Coding, it turns out, is not the solo activity some might think, said Aaron Tersteeg, Internet of Things Evangelism Team Manager at Intel and someone who spends a lot of time hanging out with makers and developers.
“The number one mistake is thinking you can do it all on your own. Reach for help sooner than you think you need to,” said Tersteeg.
“My biggest advice is copy, copy, copy,” he continued. “Find examples. Don’t be afraid to break things. Learn from others. People in the community are very generous with their time. Go to meetups where these people congregate, post to forums and don’t be intimidated by someone’s experience — most are more than willing to help people get started.”
Getting started might be the biggest uphill battle, but learning any new language takes a lot of practice — even if that language is more 1’s and 0’s and tech terms than mastering rolled R’s. “Commit to it on a daily basis versus when I get to it,” Benzion said, one of the main things he wishes he’d known when he first started coding.
But as anyone who’s tried to commit to a daily exercise regimen on January 1 knows, keeping to a strict schedule isn’t always conducive to sticking with something long term. That’s precisely why Tersteeg recommends focusing on passion projects in order to maintain motivation throughout the intensive learning process. He uses a familiar metaphor to explain why.

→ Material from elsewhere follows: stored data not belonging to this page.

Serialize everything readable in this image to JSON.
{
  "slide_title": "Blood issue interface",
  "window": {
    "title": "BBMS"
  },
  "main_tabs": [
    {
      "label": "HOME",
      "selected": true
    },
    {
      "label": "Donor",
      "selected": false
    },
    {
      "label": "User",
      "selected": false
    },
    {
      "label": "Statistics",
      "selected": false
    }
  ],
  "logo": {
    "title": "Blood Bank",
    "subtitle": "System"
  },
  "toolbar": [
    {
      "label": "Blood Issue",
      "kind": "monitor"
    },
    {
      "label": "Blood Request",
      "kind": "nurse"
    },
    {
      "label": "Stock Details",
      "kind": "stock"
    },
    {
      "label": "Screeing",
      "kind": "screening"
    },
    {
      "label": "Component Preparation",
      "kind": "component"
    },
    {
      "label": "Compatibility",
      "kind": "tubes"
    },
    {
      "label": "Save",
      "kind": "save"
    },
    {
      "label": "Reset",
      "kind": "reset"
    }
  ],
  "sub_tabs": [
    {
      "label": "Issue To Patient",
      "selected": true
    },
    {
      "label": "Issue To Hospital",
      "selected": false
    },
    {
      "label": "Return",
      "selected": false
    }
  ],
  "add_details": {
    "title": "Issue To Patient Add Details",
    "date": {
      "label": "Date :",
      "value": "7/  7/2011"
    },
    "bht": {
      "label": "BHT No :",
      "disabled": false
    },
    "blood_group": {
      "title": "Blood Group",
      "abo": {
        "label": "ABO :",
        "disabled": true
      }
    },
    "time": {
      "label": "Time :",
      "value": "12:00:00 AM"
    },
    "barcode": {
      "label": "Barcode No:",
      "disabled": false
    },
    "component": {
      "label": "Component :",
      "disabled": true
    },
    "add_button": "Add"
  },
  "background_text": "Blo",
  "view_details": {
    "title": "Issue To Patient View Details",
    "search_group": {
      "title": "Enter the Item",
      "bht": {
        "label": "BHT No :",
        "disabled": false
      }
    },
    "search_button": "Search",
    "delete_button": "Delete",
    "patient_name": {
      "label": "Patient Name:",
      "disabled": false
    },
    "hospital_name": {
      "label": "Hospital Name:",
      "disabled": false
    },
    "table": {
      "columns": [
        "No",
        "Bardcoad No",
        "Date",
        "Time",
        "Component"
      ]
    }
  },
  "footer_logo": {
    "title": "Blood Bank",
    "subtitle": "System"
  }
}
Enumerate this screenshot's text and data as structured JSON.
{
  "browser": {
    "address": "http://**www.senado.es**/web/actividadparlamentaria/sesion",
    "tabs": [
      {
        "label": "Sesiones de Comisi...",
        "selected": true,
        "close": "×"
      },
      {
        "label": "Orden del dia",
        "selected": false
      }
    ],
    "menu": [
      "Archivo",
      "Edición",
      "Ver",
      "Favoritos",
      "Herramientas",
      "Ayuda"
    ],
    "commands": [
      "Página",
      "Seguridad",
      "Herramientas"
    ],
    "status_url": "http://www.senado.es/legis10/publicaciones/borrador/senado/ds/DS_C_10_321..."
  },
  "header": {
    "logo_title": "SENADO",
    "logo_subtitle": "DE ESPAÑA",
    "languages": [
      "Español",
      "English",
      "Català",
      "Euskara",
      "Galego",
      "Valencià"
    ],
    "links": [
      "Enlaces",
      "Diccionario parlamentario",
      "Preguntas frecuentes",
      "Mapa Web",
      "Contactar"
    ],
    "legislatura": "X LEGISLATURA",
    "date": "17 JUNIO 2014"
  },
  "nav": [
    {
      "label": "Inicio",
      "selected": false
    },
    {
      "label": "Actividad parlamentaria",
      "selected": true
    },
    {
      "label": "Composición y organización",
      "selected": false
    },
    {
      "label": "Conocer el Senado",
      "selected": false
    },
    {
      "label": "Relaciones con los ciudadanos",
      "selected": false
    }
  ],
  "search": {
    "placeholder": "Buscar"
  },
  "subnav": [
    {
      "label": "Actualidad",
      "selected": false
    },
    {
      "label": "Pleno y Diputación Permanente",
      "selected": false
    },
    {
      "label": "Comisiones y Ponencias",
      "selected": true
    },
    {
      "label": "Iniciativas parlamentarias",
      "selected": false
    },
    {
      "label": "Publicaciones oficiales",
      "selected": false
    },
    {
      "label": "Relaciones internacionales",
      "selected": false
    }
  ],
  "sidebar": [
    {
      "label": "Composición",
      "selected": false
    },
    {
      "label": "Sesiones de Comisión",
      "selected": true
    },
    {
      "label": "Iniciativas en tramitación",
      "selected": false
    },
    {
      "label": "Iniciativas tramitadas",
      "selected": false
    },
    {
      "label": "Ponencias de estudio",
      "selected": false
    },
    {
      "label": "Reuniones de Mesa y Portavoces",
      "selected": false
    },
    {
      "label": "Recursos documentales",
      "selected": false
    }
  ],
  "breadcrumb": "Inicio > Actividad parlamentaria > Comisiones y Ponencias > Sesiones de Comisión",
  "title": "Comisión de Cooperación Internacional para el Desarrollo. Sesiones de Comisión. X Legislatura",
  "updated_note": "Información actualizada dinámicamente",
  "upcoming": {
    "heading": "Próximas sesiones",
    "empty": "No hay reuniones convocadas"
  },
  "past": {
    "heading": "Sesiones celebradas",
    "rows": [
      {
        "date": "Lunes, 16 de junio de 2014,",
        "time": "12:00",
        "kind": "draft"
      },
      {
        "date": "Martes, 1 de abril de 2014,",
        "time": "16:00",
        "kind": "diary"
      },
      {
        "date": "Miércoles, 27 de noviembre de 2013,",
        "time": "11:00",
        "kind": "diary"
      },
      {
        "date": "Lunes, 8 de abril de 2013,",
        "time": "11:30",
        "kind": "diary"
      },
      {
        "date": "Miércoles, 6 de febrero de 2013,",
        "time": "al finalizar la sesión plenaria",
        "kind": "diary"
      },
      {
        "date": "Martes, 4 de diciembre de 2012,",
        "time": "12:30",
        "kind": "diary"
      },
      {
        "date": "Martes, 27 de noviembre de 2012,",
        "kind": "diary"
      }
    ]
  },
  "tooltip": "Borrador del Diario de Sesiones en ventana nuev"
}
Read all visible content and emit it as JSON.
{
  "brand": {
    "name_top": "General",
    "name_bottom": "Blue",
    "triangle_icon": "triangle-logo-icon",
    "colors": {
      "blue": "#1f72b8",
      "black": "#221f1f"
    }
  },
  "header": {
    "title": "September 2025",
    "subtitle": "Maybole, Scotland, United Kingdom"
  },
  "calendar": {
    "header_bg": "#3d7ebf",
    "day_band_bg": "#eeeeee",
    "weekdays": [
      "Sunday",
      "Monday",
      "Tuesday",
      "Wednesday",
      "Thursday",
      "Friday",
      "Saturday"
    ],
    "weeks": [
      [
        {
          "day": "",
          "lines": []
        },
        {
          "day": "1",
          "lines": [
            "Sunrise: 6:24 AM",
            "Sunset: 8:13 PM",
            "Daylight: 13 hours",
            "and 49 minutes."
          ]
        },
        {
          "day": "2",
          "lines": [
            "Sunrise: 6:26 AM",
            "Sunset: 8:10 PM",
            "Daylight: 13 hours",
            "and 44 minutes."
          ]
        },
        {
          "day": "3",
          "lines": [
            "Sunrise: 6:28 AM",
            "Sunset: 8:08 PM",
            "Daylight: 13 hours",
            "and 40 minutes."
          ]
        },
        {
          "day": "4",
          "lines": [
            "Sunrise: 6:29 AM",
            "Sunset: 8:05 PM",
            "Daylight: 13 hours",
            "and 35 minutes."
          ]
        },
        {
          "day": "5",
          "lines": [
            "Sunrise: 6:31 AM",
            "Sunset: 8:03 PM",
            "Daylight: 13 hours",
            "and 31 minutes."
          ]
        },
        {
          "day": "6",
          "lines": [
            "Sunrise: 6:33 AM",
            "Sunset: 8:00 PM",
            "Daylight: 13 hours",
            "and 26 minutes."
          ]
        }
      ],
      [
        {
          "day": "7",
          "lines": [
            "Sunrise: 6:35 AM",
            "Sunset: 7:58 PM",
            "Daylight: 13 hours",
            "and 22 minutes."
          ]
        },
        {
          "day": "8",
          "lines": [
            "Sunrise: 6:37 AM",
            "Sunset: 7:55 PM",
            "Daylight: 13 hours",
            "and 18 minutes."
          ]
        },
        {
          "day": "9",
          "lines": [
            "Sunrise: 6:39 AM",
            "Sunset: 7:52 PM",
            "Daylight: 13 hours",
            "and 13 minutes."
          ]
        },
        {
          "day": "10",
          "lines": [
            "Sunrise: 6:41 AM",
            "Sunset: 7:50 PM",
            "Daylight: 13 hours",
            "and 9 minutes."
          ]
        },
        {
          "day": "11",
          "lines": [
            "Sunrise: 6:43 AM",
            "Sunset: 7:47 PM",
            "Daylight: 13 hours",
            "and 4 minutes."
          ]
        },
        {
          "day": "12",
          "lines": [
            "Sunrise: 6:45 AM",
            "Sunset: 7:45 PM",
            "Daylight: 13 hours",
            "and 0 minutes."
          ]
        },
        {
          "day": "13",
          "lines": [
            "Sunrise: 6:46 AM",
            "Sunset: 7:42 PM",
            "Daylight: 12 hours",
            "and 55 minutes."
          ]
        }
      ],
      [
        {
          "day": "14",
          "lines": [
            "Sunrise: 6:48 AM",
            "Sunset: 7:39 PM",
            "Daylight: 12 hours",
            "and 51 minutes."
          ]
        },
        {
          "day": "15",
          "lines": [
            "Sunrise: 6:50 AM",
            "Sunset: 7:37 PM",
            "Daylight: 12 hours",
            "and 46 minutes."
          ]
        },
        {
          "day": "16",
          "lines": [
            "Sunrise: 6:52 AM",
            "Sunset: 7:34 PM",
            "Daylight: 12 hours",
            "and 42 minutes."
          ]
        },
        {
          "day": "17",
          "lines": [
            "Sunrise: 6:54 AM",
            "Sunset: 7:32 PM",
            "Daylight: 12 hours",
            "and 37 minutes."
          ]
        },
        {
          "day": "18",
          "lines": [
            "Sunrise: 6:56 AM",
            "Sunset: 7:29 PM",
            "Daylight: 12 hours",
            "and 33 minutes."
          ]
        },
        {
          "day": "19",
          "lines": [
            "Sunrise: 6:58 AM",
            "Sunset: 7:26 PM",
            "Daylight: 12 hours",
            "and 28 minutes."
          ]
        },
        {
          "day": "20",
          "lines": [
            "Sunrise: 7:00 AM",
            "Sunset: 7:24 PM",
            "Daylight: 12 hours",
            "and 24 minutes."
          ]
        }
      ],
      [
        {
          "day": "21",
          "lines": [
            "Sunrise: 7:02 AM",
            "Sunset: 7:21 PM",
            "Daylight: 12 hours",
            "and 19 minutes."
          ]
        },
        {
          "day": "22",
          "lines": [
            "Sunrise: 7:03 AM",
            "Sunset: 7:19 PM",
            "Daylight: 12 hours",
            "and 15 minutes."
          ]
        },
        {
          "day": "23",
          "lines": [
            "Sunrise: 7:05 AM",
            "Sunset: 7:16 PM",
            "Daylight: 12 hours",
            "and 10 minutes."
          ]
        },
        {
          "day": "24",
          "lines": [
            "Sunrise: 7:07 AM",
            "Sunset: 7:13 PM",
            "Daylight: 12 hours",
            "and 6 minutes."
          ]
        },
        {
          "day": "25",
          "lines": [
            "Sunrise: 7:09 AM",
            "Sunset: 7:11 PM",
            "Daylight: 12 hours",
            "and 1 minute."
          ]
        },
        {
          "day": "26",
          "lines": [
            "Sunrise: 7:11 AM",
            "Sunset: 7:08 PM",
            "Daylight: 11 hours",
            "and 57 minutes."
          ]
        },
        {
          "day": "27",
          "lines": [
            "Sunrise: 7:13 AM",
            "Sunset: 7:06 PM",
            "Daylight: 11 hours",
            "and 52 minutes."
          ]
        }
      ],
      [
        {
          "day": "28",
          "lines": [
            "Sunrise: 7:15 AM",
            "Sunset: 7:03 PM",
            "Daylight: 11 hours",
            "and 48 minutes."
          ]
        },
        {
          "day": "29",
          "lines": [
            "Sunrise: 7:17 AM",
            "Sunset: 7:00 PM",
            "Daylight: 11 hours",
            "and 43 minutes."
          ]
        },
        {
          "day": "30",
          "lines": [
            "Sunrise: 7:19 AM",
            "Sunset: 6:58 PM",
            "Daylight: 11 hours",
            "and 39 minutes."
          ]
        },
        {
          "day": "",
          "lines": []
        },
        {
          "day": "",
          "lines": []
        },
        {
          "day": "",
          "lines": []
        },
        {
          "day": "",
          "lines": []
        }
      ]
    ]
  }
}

“Think of it as cooking: You go to a restaurant and have an experience. Then you come home and want to recreate it, so you go online. You look at recipes to help you emulate that experience,” Tersteeg said, suggestion beginners check out a Maker Faire for inspiration.
Skills for Life
Indeed, the biggest benefit of sticking with the process is the real-world pay off.
“If you want to think more clearly about the world and have explicit structure in your thinking, these skills offer a logical approach to thinking about the world,” said Tersteeg. “You learn more sophisticated tools to be able to make life decisions.”
“If you have a recipe that feeds six people, but you want to feed two more people, you need to increase your recipe,” Tersteeg said. “Being able to do that translation is very similar to software development.”
It’s just like hosting a dinner party — possibly one with pasta as the main course.